Private mergers and acquisitions in Panama | Competition/anti-trust issues
Q&A guide to private mergers and acquisitions law in Panama.
The Q&A gives a high level overview of key issues including corporate entities and acquisition methods, preliminary agreements, main documents, warranties and indemnities, acquisition financing, signing and closing, tax, employees, pensions, competition and environmental issues.
Chapter 4: Competition/anti-trust issues
34. Outline the regulatory competition law framework that can apply to private acquisitions.
Panama enacted competition legislation for the first time in 1996 through Law No.29 of 1 February 1996. In 2007, Law 29 was repealed by Law No.45 of 2007 (Competition Law).
The objective of the Competition Law is to:
Protect and ensure free economic competition.
Eradicate monopolistic practices and other restrictions in the efficient functioning of the markets of goods and services.
Preserve the interests of consumers.
Any act, contract or practice that restrains, diminishes, harms, impedes or that in any other way damages free economic competition in the manufacturing, processing, distribution, supply or commercialisation of goods or services is prohibited.
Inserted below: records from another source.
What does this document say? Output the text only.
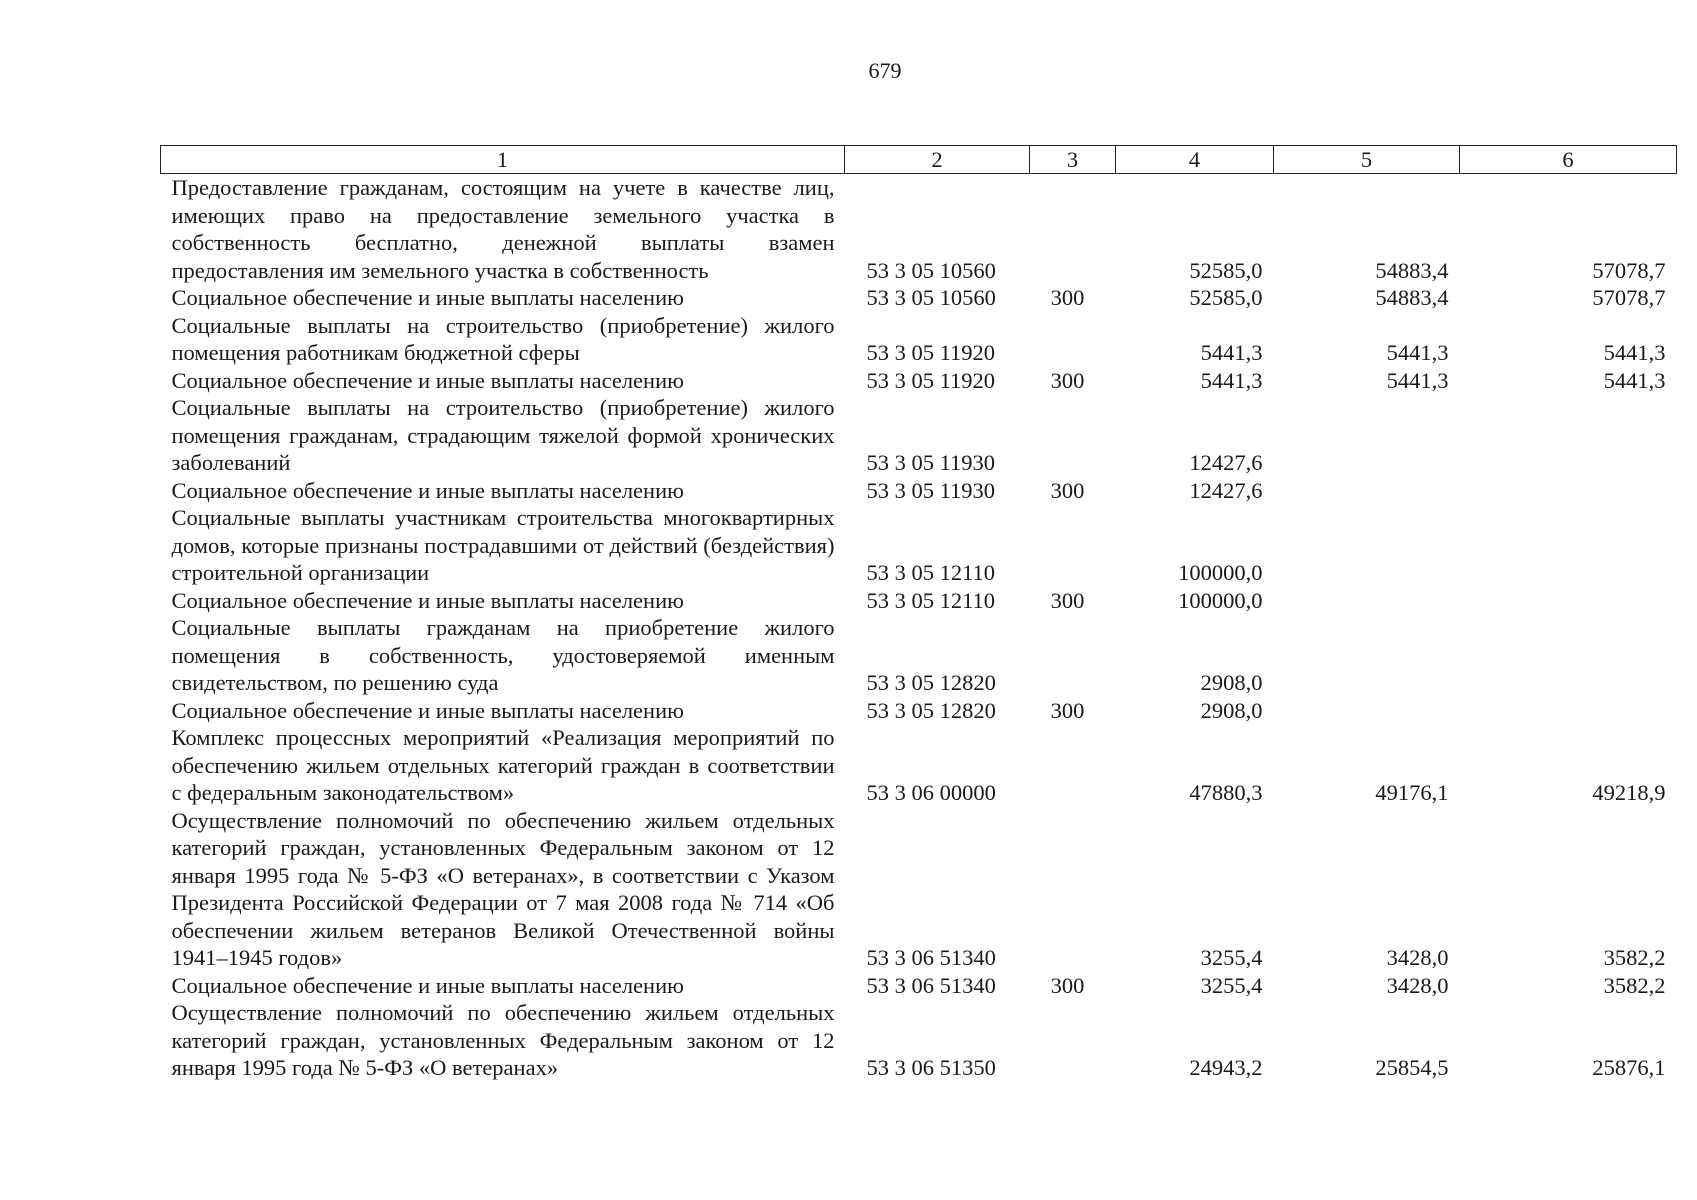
679
1	2	3	4	5	6
Предоставление гражданам, состоящим на учете в качестве лиц, имеющих право на предоставление земельного участка в собственность бесплатно, денежной выплаты взамен предоставления им земельного участка в собственность	53 3 05 10560		52585,0	54883,4	57078,7
Социальное обеспечение и иные выплаты населению	53 3 05 10560	300	52585,0	54883,4	57078,7
Социальные выплаты на строительство (приобретение) жилого помещения работникам бюджетной сферы	53 3 05 11920		5441,3	5441,3	5441,3
Социальное обеспечение и иные выплаты населению	53 3 05 11920	300	5441,3	5441,3	5441,3
Социальные выплаты на строительство (приобретение) жилого помещения гражданам, страдающим тяжелой формой хронических заболеваний	53 3 05 11930		12427,6		
Социальное обеспечение и иные выплаты населению	53 3 05 11930	300	12427,6		
Социальные выплаты участникам строительства многоквартирных домов, которые признаны пострадавшими от действий (бездействия) строительной организации	53 3 05 12110		100000,0		
Социальное обеспечение и иные выплаты населению	53 3 05 12110	300	100000,0		
Социальные выплаты гражданам на приобретение жилого помещения в собственность, удостоверяемой именным свидетельством, по решению суда	53 3 05 12820		2908,0		
Социальное обеспечение и иные выплаты населению	53 3 05 12820	300	2908,0		
Комплекс процессных мероприятий «Реализация мероприятий по обеспечению жильем отдельных категорий граждан в соответствии с федеральным законодательством»	53 3 06 00000		47880,3	49176,1	49218,9
Осуществление полномочий по обеспечению жильем отдельных категорий граждан, установленных Федеральным законом от 12 января 1995 года № 5-ФЗ «О ветеранах», в соответствии с Указом Президента Российской Федерации от 7 мая 2008 года № 714 «Об обеспечении жильем ветеранов Великой Отечественной войны 1941–1945 годов»	53 3 06 51340		3255,4	3428,0	3582,2
Социальное обеспечение и иные выплаты населению	53 3 06 51340	300	3255,4	3428,0	3582,2
Осуществление полномочий по обеспечению жильем отдельных категорий граждан, установленных Федеральным законом от 12 января 1995 года № 5-ФЗ «О ветеранах»	53 3 06 51350		24943,2	25854,5	25876,1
There are no threshold requirements under Panamanian law. It is presumed that the acquisition of a company, or the merger of companies, has an objective or effect prohibited by the Competition Law if the act or attempt:
Grants or may grant to the merging entity, the acquirer or the economic agent that results from the concentration, the power to fix prices unilaterally or to substantially restrict the supply in the pertinent market, without competitors being able to effectively or potentially neutralise that power.
Has or may have as an objective the shifting or displacement of other existing or potential competitors or the impeding of their access to the relevant market.
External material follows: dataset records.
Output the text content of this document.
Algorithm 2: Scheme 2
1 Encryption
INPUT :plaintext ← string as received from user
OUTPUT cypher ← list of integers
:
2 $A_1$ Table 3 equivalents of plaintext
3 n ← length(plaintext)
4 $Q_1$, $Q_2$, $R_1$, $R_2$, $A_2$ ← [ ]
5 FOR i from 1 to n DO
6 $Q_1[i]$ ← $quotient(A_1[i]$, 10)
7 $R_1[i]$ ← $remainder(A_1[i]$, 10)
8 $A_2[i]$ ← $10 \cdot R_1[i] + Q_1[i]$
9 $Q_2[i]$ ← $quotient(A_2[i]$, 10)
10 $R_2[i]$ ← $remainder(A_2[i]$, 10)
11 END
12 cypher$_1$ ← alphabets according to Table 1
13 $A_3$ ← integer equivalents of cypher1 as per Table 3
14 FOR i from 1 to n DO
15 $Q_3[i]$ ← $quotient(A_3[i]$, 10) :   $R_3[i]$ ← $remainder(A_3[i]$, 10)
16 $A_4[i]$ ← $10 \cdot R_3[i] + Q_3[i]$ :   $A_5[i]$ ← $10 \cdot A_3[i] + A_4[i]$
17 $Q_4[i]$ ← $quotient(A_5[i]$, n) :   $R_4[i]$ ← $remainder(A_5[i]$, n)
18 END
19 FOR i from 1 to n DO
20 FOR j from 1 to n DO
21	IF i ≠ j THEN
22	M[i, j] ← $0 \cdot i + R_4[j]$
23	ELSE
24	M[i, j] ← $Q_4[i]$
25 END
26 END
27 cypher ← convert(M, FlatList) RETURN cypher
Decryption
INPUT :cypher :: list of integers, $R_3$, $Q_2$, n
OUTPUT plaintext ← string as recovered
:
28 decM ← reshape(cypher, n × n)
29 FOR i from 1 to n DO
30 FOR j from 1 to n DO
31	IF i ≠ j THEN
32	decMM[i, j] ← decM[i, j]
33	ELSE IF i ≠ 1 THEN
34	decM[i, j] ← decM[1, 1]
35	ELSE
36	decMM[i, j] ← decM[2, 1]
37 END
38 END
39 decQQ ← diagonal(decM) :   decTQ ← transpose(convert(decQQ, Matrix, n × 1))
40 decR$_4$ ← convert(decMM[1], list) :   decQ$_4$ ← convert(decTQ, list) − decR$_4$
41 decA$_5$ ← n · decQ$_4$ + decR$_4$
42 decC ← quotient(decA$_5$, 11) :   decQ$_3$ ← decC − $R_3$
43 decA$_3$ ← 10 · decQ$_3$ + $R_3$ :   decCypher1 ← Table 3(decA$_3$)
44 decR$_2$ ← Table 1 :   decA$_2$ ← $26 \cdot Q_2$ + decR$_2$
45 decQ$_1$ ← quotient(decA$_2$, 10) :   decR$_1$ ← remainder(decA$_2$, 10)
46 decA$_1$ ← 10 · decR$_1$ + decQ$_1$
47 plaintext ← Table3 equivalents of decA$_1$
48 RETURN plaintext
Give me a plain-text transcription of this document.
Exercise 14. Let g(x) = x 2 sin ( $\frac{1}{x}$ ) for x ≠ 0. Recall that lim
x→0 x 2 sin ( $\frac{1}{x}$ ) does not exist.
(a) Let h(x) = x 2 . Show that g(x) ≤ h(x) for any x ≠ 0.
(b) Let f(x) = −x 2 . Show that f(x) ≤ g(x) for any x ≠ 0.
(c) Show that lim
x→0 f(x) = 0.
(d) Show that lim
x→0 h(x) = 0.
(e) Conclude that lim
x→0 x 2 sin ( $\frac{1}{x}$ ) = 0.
Has or may have as an objective substantially facilitating a prohibited act or attempted act.
Notification and regulatory authorities
Acquisitions that are considered to be concentrations under the Competition Law can be voluntarily notified to the Competition Authority and are subject to verification by the Competition Authority.
Acquisitions considered as concentrations under the terms of the Competition Law that have been verified and passed by the Competition Authority can validly take place and cannot be challenged later, except when the favourable decision is granted based on false or incomplete information provided by the interested parties.
The following criteria are considered by the Competition Authority in determining if the acquisition is a prohibited concentration under the Competition Law:
The market share of the economic agents in the relevant market and the effects with respect to other competitors and buyers of the relevant product or service, as well as with respect to other directly-related markets and economic agents.
Whether the concentration facilitates the implementation of conducts, practices or agreements that restrain or limit free competition or the imposition of barriers to the entry of new economic agents.
Whether the acquisition facilitates the unilateral rising of prices, without allowing other economic agents to actually or potentially counteract or block that power.
Whether sufficient opportunities are maintained for the entry of economic agents into the market to avoid price increases above the level before the concentration.
Whether the concentration is necessary to avoid the exit from the market of productive assets of one of the economic agents that participate in the concentration.
Whether the concentration would result in the improvement of the manufacturing, processing, distribution, supply, commercialisation or consumption conditions of the products or services.
35. Who is liable for clean-up of contaminated land? In what circumstances can a buyer inherit and a seller retain liability in an asset sale and a share sale?
A party that commits or causes contaminating activity is liable for the cleaning up of the contaminated land and must:
Repair the damage caused.
Apply prevention and mitigation measures.
Assume the corresponding costs.
It is uncommon for a buyer to inherit liability in an asset or share sale. Indemnity agreements and insurance releases are generally included in the sale agreement to limit liability. The authorities will retain the ability to initiate actions against the contaminating party.